|
Jalur menuju Lykavittos Hill |
Setelah petualangan jelajah 3 pulau di Aegean Sea, saya bersama suami dan si kakak pun menyempatkan diri menelusuri sudut-sudut Athens. Kepala saya dipenuhi romantisme dan mitos-mitos tentang dewa-dewi yang mengisi masa kecil saya selain kisah-kisah pewayangan. Kami pun sempat naik ke Lykavittos Hill untuk memandang Athens dari ketinggian sebelum meneruskan perjalanan ke Thessaloniki. Rute perjalanan sengaja dipilih yang tercepat yaitu tol yang melewati pinggir laut. Memang banyak saran untuk melewati rute lain dan salah satunya mampir ke Meteora. Namun harus disimpan untuk perjalan berikutnya karena hati saya sebenarnya masih tertinggal di Balkan dan ingin cepat-cepat kembali ke sana.
|
Suasana makan malam di Matahari Restaurant, Thessaloniki |
Sampai di Thessaloniki rasanya keinginan untuk makan nasi sudah tidak terbendung. Si kakak pun sudah beberapa hari bilang kangen makan nasi. Akhirnya dengan modal Google saya iseng mencari restoran Indonesia yang ternyata hanya satu-satunya di Greece dan kebetulan terletak di Thessaloniki. Segera kami mampir ke Matahari Restaurant dan menikmati makan malam ala Indonesia sambil ditemani pemiliknya yang ramah. Setelah makan malam, kami menginap kembali di Hotel Anatolia. Esoknya kami keliling Thessaloniki dengan menggunakan bus. Udara terasa lebih dingin saat kami menjelajah Thessaloniki. Saat perlu berjalan kaki, si kakak duduk di dalam stroller yang tertutup dan diberi selimut tambahan agar lebih hangat.
|
Discount stores di perbatasan Greece - Bulgaria |
Kami melanjutkan perjalanan kembali ke Sofia, Bulgaria esok harinya dengan menggunakan bus. Kali ini kami melewati perbatasan Greece - Bulgaria dan di perbatasan terdapat sebuah discount stores. Sebenarnya saya ingin mengintip sebentar namun waktu berhenti di perbatasan tidak terlalu jadi saya hanya melihat dari dalam bus. Kebetulan juga memang tidak banyak penumpang yang turun dari bus.

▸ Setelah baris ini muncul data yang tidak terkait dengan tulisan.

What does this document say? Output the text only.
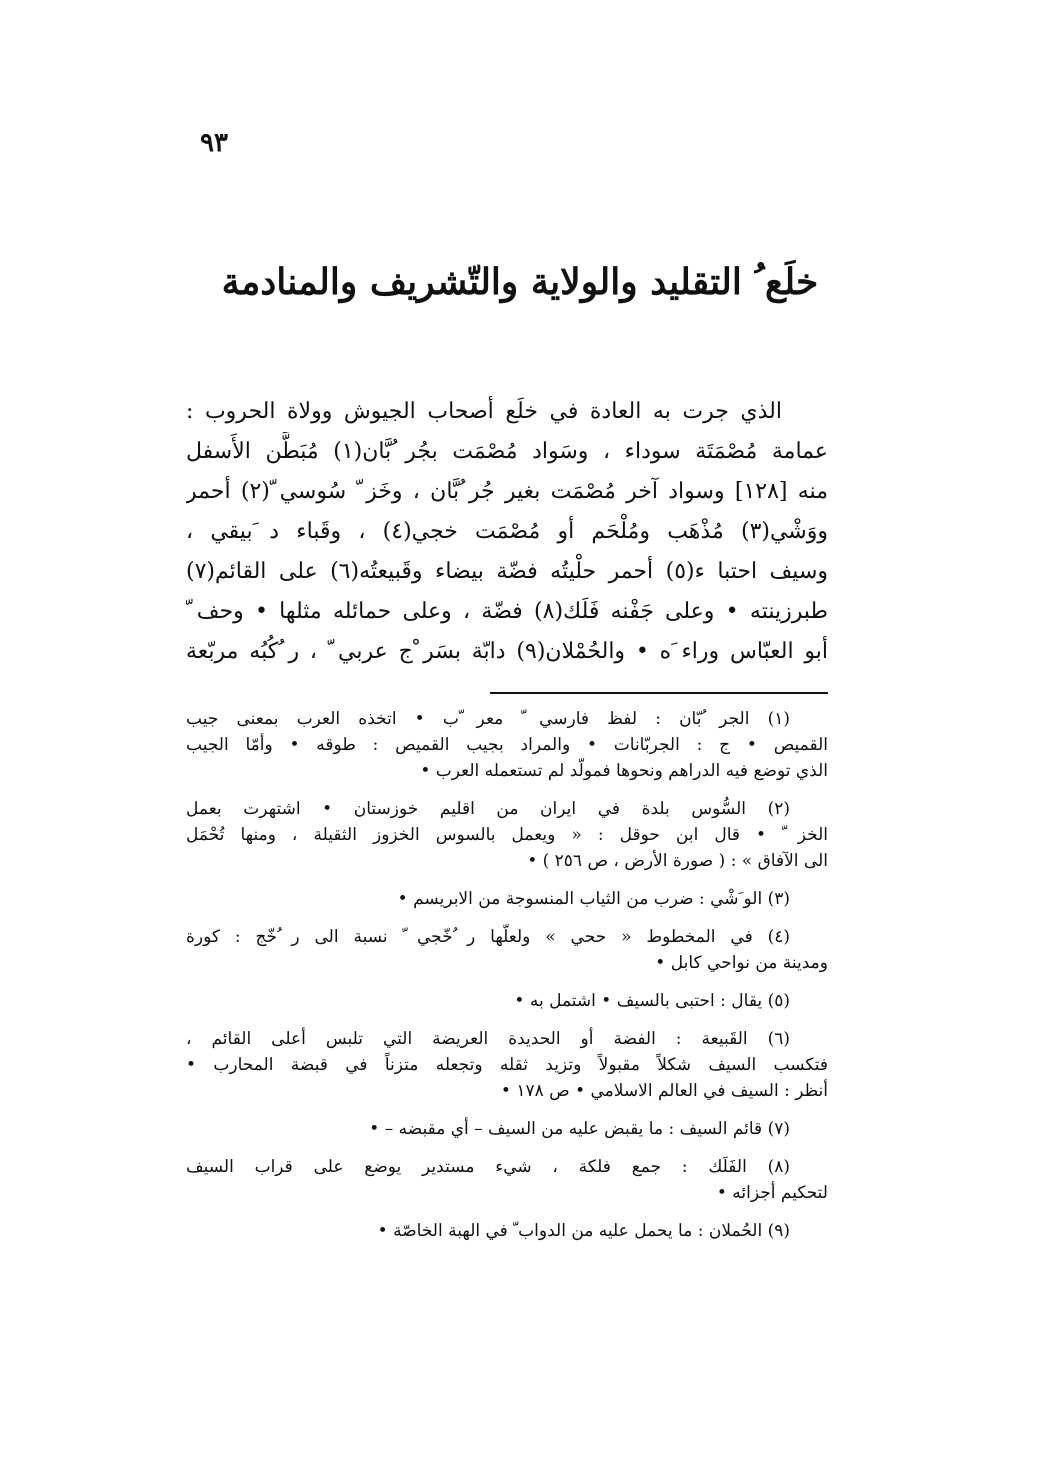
٩٣
خلَع ُ التقليد والولاية والتّشريف والمنادمة
الذي جرت به العادة في خلَع أصحاب الجيوش وولاة الحروب :
عمامة مُصْمَتَة سوداء ، وسَواد مُصْمَت بجُر ُبَّان(١) مُبَطَّن الأَسفل
منه [١٢٨] وسواد آخر مُصْمَت بغير جُر ُبَّان ، وخَز ّ سُوسي ّ(٢) أحمر
ووَشْي(٣) مُذْهَب ومُلْحَم أو مُصْمَت خجي(٤) ، وقَباء د َبيقي ،
وسيف احتبا ء(٥) أحمر حلْيتُه فضّة بيضاء وقَبيعتُه(٦) على القائم(٧)
طبرزينته • وعلى جَفْنه فَلَك(٨) فضّة ، وعلى حمائله مثلها • وحف ّ
أبو العبّاس وراء َه • والحُمْلان(٩) دابّة بسَر ْج عربي ّ ، ر ُكُبُه مربّعة
(١) الجر ُبّان : لفظ فارسي ّ معر ّب • اتخذه العرب بمعنى جيب
القميص • ج : الجربّانات • والمراد بجيب القميص : طوقه • وأمّا الجيب
الذي توضع فيه الدراهم ونحوها فمولّد لم تستعمله العرب •
(٢) السُّوس بلدة في ايران من اقليم خوزستان • اشتهرت بعمل
الخز ّ • قال ابن حوقل : « ويعمل بالسوس الخزوز الثقيلة ، ومنها تُحْمَل
الى الآفاق » : ( صورة الأرض ، ص ٢٥٦ ) •
(٣) الو َشْي : ضرب من الثياب المنسوجة من الابريسم •
(٤) في المخطوط « ححي » ولعلّها ر ُخّجي ّ نسبة الى ر ُخّج : كورة
ومدينة من نواحي كابل •
(٥) يقال : احتبى بالسيف • اشتمل به •
(٦) القَبيعة : الفضة أو الحديدة العريضة التي تلبس أعلى القائم ،
فتكسب السيف شكلاً مقبولاً وتزيد ثقله وتجعله متزناً في قبضة المحارب •
أنظر : السيف في العالم الاسلامي • ص ١٧٨ •
(٧) قائم السيف : ما يقبض عليه من السيف – أي مقبضه – •
(٨) الفَلَك : جمع فلكة ، شيء مستدير يوضع على قراب السيف
لتحكيم أجزائه •
(٩) الحُملان : ما يحمل عليه من الدواب ّ في الهبة الخاصّة •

Saat memasuki wilayah Bulgaria, udara terasa makin dingin dan salju pun terlihat lebih jelas menghiasi pemandangan selama di perjalanan. Ini dia yang saya tunggu-tunggu, sudah lama saya tidak mengalami musim dingin bersalju seperti ini. Sampai di Sofia saya dan keluarga kembali menginap di Hotel Favorit yang dekat dengan Central Bus Station dan tidak jauh dari pusat kota.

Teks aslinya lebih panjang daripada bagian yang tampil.